Sunday, July 21, 2024

How AMD ROCm 6.1 Advances AI and HPC Development

AMD ROCm 6.1

With the AMD ROCm 6 open-source software platform, AMD hopes to maintain its commitment to open-source and device-independent solutions while creating an environment that maximises the performance and potential of AMD Instinct accelerators. Consider ROCm 6 as the link that will allow your most ambitious AI concepts to be implemented successfully. In the current market, it gives developers the opportunity to create at their own speed, testing and deploying applications across a wide range of GPU architectures, and it delivers outstanding interoperability with key industry frameworks.

The most recent platform upgrade from AMD, ROCm 6.1, adds a host of new features for both academics and developers. In order to stay up with the quick developments in AI frameworks, AMD will examine how ROCm 6.1 builds on the fundamental advantages of ROCm 6 by supporting the most recent AMD Instinct and Radeon GPUs, boosting optimisations across a wide range of computational domains, and extending ecosystem support. The goal of ROCm 6.1’s new features and updates is to enhance application performance and reliability so that AI and HPC developers can push the boundaries of what is feasible.

Presenting rocDecode, a video processing tool

Thanks to the new ROCm library, AMD GPUs now have high-performance video decoding capabilities directly on the GPU thanks to the Video Core Next (VCN) specialised media engines.

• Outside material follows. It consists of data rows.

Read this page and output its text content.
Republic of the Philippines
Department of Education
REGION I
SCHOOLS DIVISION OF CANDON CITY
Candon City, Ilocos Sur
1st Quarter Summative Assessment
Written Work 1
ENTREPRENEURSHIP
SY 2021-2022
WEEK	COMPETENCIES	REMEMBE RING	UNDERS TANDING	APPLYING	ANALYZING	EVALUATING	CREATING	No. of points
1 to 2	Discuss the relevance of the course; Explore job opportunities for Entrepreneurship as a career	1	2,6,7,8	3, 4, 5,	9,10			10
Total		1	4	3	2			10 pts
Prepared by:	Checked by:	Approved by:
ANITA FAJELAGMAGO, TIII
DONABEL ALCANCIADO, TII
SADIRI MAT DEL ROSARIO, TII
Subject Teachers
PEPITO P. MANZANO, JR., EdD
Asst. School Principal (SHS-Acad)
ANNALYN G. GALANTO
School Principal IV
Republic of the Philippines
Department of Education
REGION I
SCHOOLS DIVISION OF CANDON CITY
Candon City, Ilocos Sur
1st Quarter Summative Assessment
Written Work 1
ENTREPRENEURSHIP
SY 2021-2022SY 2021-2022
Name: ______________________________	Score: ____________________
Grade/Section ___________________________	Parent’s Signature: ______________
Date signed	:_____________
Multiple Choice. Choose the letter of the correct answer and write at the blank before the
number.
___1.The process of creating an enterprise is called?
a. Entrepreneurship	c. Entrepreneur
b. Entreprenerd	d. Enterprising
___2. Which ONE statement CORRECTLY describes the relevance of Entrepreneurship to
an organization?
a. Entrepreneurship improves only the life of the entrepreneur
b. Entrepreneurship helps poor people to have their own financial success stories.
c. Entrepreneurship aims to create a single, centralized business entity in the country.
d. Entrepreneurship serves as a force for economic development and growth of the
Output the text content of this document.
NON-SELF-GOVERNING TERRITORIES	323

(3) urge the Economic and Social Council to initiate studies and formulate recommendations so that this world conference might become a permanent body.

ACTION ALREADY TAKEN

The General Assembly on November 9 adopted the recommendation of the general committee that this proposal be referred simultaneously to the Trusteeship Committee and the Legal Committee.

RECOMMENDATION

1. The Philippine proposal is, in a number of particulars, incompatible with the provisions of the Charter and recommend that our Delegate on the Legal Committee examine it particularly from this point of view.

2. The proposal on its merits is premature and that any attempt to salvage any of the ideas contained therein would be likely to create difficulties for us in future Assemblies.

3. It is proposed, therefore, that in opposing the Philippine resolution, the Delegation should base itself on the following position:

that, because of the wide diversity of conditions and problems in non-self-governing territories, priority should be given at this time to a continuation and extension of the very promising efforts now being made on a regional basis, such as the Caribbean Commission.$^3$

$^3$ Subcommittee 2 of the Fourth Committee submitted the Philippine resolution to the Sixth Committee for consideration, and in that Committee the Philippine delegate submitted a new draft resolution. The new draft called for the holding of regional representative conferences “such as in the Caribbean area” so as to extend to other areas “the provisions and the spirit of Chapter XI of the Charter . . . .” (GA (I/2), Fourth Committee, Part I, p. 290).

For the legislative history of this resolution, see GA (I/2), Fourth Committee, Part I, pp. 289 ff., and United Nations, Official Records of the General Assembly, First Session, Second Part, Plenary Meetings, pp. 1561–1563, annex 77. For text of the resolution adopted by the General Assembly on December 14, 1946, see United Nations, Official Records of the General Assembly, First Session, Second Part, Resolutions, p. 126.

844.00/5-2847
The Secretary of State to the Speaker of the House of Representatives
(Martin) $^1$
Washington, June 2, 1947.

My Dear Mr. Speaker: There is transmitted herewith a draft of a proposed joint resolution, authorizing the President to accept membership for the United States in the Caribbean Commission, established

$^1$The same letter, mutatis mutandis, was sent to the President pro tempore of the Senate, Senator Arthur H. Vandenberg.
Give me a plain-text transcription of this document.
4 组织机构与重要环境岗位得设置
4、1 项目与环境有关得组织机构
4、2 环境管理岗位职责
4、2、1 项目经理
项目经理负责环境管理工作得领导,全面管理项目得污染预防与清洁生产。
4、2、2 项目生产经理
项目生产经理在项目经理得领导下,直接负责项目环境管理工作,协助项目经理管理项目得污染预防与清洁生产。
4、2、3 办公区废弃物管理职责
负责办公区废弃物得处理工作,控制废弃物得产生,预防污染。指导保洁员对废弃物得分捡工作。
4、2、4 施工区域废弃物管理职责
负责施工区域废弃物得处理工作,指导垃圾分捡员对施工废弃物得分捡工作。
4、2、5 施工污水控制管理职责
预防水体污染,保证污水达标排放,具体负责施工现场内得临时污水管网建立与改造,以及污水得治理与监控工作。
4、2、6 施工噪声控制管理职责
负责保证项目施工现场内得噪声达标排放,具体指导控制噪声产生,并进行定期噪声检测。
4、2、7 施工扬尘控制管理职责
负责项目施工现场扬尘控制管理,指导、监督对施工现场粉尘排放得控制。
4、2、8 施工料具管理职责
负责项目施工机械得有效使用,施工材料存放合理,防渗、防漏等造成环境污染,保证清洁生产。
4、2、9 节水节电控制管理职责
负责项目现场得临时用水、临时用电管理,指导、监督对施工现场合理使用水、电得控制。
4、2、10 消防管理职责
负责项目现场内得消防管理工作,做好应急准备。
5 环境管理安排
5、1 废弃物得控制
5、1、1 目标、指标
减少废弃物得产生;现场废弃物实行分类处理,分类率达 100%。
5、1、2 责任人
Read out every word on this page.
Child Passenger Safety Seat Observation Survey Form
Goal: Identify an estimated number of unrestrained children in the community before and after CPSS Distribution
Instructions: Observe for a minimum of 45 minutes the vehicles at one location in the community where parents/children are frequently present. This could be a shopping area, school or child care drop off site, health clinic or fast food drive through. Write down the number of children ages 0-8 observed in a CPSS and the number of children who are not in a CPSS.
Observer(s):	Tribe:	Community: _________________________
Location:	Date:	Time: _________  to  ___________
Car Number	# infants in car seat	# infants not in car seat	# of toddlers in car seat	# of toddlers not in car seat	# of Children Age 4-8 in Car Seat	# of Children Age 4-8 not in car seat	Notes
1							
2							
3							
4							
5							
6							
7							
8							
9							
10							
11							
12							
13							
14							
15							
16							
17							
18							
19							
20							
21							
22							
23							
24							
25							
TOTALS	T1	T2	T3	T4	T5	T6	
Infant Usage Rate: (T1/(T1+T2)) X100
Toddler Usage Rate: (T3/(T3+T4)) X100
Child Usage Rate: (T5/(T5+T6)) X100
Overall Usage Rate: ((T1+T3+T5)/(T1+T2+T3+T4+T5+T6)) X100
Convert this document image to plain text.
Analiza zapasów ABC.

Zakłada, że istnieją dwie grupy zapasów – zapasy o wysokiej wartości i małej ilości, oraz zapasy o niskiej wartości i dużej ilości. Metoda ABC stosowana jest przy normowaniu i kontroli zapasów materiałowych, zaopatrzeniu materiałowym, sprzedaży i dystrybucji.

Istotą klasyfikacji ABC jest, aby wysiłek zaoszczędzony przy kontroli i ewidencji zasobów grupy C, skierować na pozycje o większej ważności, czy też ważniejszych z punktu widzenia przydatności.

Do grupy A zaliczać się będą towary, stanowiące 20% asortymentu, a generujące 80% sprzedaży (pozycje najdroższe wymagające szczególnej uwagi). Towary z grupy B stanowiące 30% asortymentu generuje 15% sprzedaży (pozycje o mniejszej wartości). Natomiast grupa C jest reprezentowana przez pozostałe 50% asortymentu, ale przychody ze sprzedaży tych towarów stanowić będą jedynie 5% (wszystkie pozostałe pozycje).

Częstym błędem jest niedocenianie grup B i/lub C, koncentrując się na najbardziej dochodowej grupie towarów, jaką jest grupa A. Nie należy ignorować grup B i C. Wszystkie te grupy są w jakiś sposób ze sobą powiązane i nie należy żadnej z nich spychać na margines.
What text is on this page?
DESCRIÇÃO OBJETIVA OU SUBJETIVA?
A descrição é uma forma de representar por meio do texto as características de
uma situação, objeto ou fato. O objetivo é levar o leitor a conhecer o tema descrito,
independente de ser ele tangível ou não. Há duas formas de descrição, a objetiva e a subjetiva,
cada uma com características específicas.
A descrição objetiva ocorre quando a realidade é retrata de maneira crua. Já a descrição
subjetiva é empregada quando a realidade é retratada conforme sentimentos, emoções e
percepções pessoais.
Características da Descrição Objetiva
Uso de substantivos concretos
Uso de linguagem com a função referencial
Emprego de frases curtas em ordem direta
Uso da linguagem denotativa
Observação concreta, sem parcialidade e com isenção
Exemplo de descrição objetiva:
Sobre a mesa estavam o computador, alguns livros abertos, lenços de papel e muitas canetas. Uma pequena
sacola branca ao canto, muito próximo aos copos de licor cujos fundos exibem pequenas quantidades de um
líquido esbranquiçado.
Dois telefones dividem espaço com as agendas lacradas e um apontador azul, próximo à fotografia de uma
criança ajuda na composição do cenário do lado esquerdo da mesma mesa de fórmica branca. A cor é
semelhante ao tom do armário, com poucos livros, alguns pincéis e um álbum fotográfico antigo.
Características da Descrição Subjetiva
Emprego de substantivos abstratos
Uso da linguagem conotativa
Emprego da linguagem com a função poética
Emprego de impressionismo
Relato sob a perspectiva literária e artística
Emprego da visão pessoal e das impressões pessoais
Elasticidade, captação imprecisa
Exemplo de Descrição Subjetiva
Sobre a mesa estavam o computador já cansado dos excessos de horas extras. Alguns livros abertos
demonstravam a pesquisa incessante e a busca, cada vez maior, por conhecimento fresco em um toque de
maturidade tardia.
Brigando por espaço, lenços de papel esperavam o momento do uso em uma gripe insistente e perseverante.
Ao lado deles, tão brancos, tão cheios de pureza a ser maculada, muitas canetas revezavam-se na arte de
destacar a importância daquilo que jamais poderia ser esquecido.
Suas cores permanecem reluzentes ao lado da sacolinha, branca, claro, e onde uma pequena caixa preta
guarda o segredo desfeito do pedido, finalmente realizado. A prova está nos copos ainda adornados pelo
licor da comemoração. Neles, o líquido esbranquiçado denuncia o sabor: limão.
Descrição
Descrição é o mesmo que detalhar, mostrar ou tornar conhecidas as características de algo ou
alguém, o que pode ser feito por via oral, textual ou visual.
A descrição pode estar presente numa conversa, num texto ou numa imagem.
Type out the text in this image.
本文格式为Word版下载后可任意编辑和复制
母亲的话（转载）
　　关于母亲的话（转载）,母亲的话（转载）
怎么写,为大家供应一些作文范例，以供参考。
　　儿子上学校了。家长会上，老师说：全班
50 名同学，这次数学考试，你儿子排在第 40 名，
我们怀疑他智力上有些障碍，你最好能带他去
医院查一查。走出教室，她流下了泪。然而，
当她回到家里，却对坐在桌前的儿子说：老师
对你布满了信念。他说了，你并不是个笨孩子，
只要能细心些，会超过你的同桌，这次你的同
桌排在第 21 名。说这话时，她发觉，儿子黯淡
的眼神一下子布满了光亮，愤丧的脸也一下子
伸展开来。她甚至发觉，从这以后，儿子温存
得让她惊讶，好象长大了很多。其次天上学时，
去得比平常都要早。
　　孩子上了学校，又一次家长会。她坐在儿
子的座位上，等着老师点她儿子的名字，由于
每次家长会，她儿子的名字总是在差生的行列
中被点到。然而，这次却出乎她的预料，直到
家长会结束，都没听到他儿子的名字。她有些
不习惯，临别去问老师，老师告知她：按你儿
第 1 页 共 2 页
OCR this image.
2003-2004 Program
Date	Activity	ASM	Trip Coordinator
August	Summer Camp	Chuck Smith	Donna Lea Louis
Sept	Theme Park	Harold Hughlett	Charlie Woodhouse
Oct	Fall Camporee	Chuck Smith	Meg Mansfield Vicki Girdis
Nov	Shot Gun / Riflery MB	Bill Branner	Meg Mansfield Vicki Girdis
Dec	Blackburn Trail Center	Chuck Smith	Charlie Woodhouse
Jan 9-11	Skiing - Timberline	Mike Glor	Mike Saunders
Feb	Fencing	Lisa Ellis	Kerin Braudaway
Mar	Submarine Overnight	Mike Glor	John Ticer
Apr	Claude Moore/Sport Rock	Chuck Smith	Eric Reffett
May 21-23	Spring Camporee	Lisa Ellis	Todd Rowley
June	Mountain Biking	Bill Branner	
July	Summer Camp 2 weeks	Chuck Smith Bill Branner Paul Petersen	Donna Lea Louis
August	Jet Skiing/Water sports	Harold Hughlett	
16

These hardware-based decoders are effective at handling video streams.

By enabling direct decoding of compressed video into visual memory, rocDecode reduces the amount of data transferred via the PCIe bus and gets rid of typical bottlenecks in video processing. With real-time applications like video scaling, colour conversion, and augmentation which are critical for advanced analytics, inferencing, and machine learning training this feature enables rapid post-processing with the ROCm HIP framework.

The efficiency and scalability of video decoding activities are maximised with rocDecode. The API fully utilises all of the VCNs on a GPU device by permitting the development of numerous decoder instances that can run concurrently. The capacity to process in parallel ensures that even large-volume video streams can be simultaneously decoded and processed. To put it succinctly, rocDecode strengthens the video processing pipeline, providing power efficiency and performance increases that are necessary for contemporary AI and HPC applications.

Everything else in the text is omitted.